I've recommended Sebastian Barry's A LONG, LONG WAY to many friends and another website or two, and as you are soliciting recommendations, I'd like to offer it here if you haven't read it. In this time of year where I am beginning to move past 80 works of fiction read this year so far, and with Bolano, Pynchon, Marias, Cormac McCarthy, Sebald, Atwood, DeLillo, Ondaatje, and Saramago contained therein, Barry's novel has remained with me the longest, and the most vividly.
Best of luck to you, and keep up the great work on this site!
Posted by: Drew | September 21, 2007 at 09:41 AM
Ooo. I didn't know Dalkey had a Ricardou book coming out. I've been wanting to read him for a long time, and I suspect his works were beyond my French.

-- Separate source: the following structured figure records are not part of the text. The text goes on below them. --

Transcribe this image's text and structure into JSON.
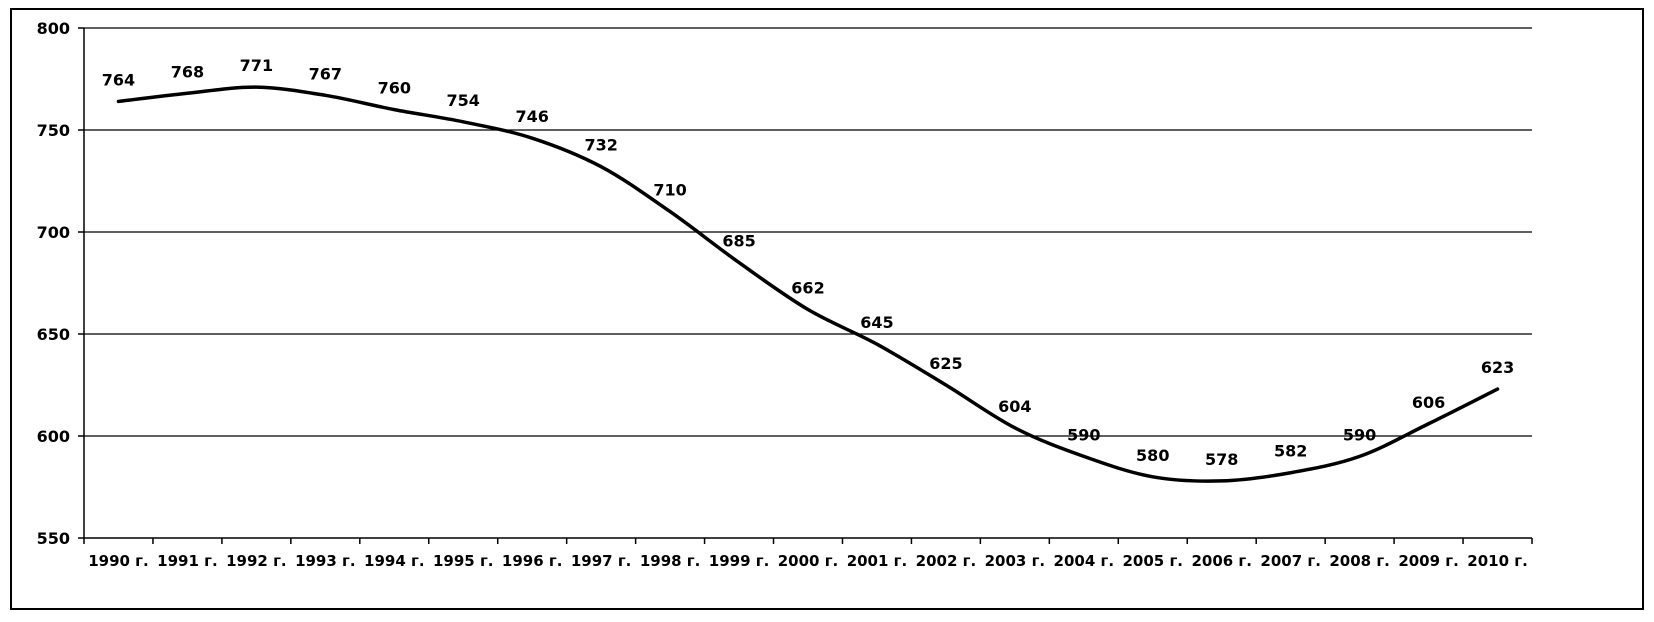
{
  "chart_data": {
    "type": "line",
    "categories": [
      "1990 г.",
      "1991 г.",
      "1992 г.",
      "1993 г.",
      "1994 г.",
      "1995 г.",
      "1996 г.",
      "1997 г.",
      "1998 г.",
      "1999 г.",
      "2000 г.",
      "2001 г.",
      "2002 г.",
      "2003 г.",
      "2004 г.",
      "2005 г.",
      "2006 г.",
      "2007 г.",
      "2008 г.",
      "2009 г.",
      "2010 г."
    ],
    "series": [
      {
        "values": [
          764,
          768,
          771,
          767,
          760,
          754,
          746,
          732,
          710,
          685,
          662,
          645,
          625,
          604,
          590,
          580,
          578,
          582,
          590,
          606,
          623
        ]
      }
    ],
    "ylim": [
      550,
      800
    ],
    "yticks": [
      550,
      600,
      650,
      700,
      750,
      800
    ],
    "grid": true,
    "legend": "none",
    "line_color": "#000000"
  }
}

Posted by: DerikB | September 21, 2007 at 09:48 AM
Well, first off, some of you might have realized that my math is a little suspect--2 1/2 months will only take us to the start of December :(. So, guess I have at least 4 more picks to make. Somehow, this is oddly reassuring . . .
Anyway, Drew: Thanks for recommending Barry. That's quite esteemed company you have placed him with (and Marias is another one I'd like to get to this year).
Derik, Hope you get to and enjoy the Ricardou. I just found out that Jordan Stump has recently translated another book--"The Waitress Was New," by Dominique Fabre and published by Archipelago.
Posted by: Scott | September 21, 2007 at 12:03 PM
I'm enjoying The Maias: Episodes from romantic life by José Maria Eça de Queirós (in translation). Alan Riding/NY Times recently described him as "Portugal’s Flaubert", and so far I agree.
Posted by: RfP | September 21, 2007 at 08:17 PM
I'm currently reading Palinuro de Mexico by Fernando Del Paso. Thus far, I would recommend it to anyone and everyone--it is something like placing Pantagruel in the world of The Recognitions.
Posted by: Matt | September 22, 2007 at 07:06 AM
But if you still intend on reading The Tunnel, you may need the rest of the time for that.